Nur ein Drittel fest angestellt
Das Volkstheater Rostock war eines der wenigen Theater, die in dieser Spielzeit Vorsprechen gemacht haben. Denn durch die pandemiebedingte Planungsunsicherheit wurden bis zum jetzigen Zeitpunkt sehr viel weniger Vakanzen frei als sonst. Erst etwa ein Drittel der AbsolventInnen haben bisher eine feste Stelle, erklärt Beate Darius von der ZAV Künstlervermittlung.
"Ob wir dieses Jahr auf die Zahlen vom letzten und vorletzten Jahr kommen, das wage ich zu bezweifeln, wenn wir jetzt erst bei 60 sind. Also insofern ist die Situation natürlich speziell und relativ dramatisch und es ist zu erwarten, dass es sich noch auf den nächsten Jahrgang auswirken wird."

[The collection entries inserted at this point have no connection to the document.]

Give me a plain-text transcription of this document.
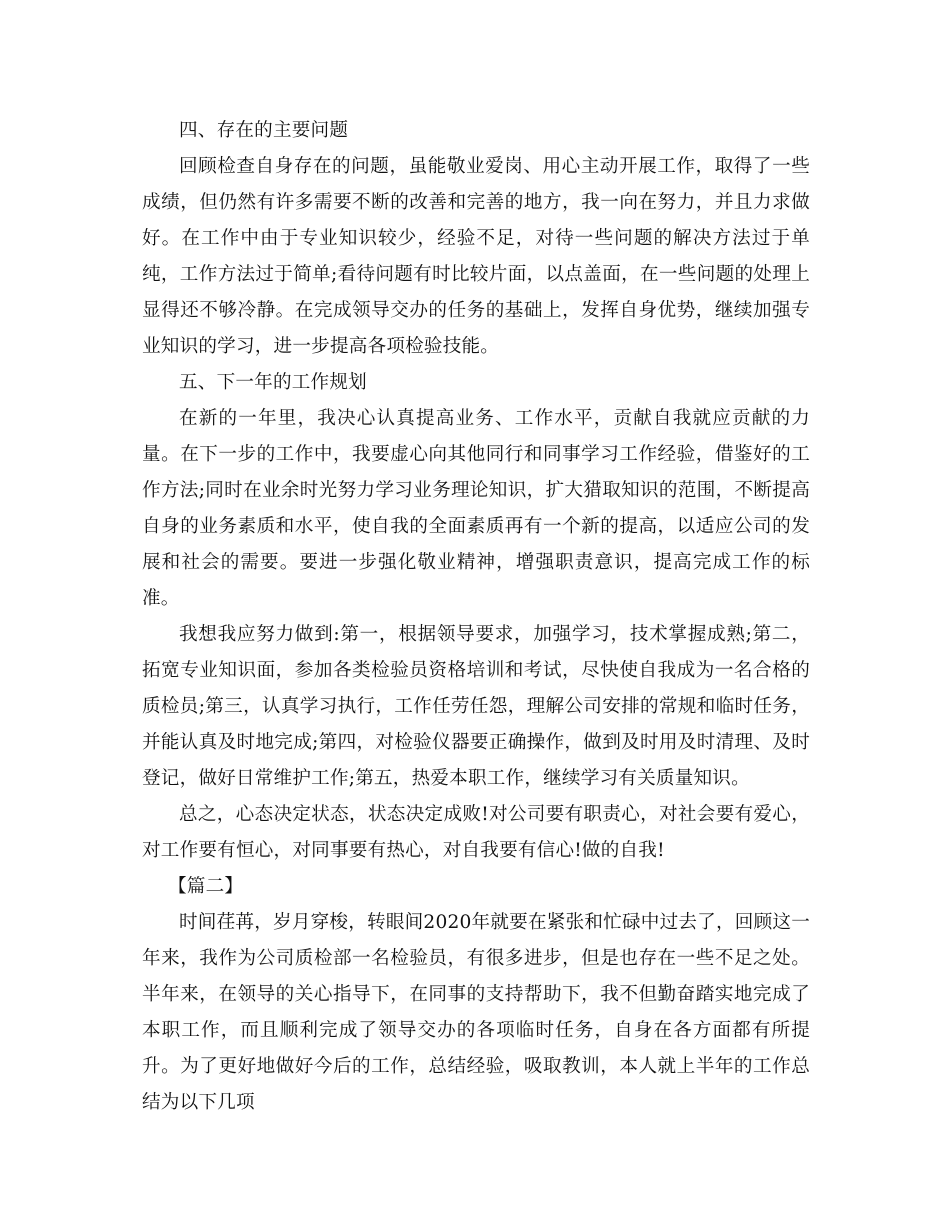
四、存在的主要问题

回顾检查自身存在的问题，虽能敬业爱岗、用心主动开展工作，取得了一些成绩，但仍然有许多需要不断的改善和完善的地方，我一向在努力，并且力求做好。在工作中由于专业知识较少，经验不足，对待一些问题的解决方法过于单纯，工作方法过于简单;看待问题有时比较片面，以点盖面，在一些问题的处理上显得还不够冷静。在完成领导交办的任务的基础上，发挥自身优势，继续加强专业知识的学习，进一步提高各项检验技能。

五、下一年的工作规划

在新的一年里，我决心认真提高业务、工作水平，贡献自我就应贡献的力量。在下一步的工作中，我要虚心向其他同行和同事学习工作经验，借鉴好的工作方法;同时在业余时光努力学习业务理论知识，扩大猎取知识的范围，不断提高自身的业务素质和水平，使自我的全面素质再有一个新的提高，以适应公司的发展和社会的需要。要进一步强化敬业精神，增强职责意识，提高完成工作的标准。

我想我应努力做到:第一，根据领导要求，加强学习，技术掌握成熟;第二，拓宽专业知识面，参加各类检验员资格培训和考试，尽快使自我成为一名合格的质检员;第三，认真学习执行，工作任劳任怨，理解公司安排的常规和临时任务，并能认真及时地完成;第四，对检验仪器要正确操作，做到及时用及时清理、及时登记，做好日常维护工作;第五，热爱本职工作，继续学习有关质量知识。

总之，心态决定状态，状态决定成败!对公司要有职责心，对社会要有爱心，对工作要有恒心，对同事要有热心，对自我要有信心!做的自我!

【篇二】

时间荏苒，岁月穿梭，转眼间2020年就要在紧张和忙碌中过去了，回顾这一年来，我作为公司质检部一名检验员，有很多进步，但是也存在一些不足之处。半年来，在领导的关心指导下，在同事的支持帮助下，我不但勤奋踏实地完成了本职工作，而且顺利完成了领导交办的各项临时任务，自身在各方面都有所提升。为了更好地做好今后的工作，总结经验，吸取教训，本人就上半年的工作总结为以下几项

Denn bereits im Herbst macht der nächste Jahrgang der 19 Schauspielhochschulen seinen Abschluss. Für AbsolventInnen wie Charlotte Will wird es dann noch schwieriger werden, wahrgenommen zu werden. Trotzdem nehmen die Hochschulen weiter neue Studierende auf, und der Arbeitsmarkt ist schon ohne Pandemie überlaufen, erklärt Beate Darius.
"Es kommen jährlich um die 400 AnfängerInnen auf den Markt. Um die 200, 220 von den staatlichen Hochschulen und mindestens nochmal so viele von den privaten Schauspielschulen. So viel kann der sogenannte Markt nicht beschäftigen, zumindest kann ich das ganz klar für die Bühne sagen, dass das nicht hinhaut."
Charlotte Will bleibt trotzdem positiv und glaubt fest daran, dass sie dieses Jahr noch ein Angebot bekommt: "Ich bin immer sehr optimistisch, auch wenn das vielleicht naiv und in dieser Zeit nicht angebracht ist, aber ich habe immer so ein Grundvertrauen, dass ich denke, es wird schon was kommen und auch etwas, dass ich machen will."
Hoffnung geben auch einige für das Frühjahr geplante Vorsprechen – dann, wenn die Theater wieder endlich planen können.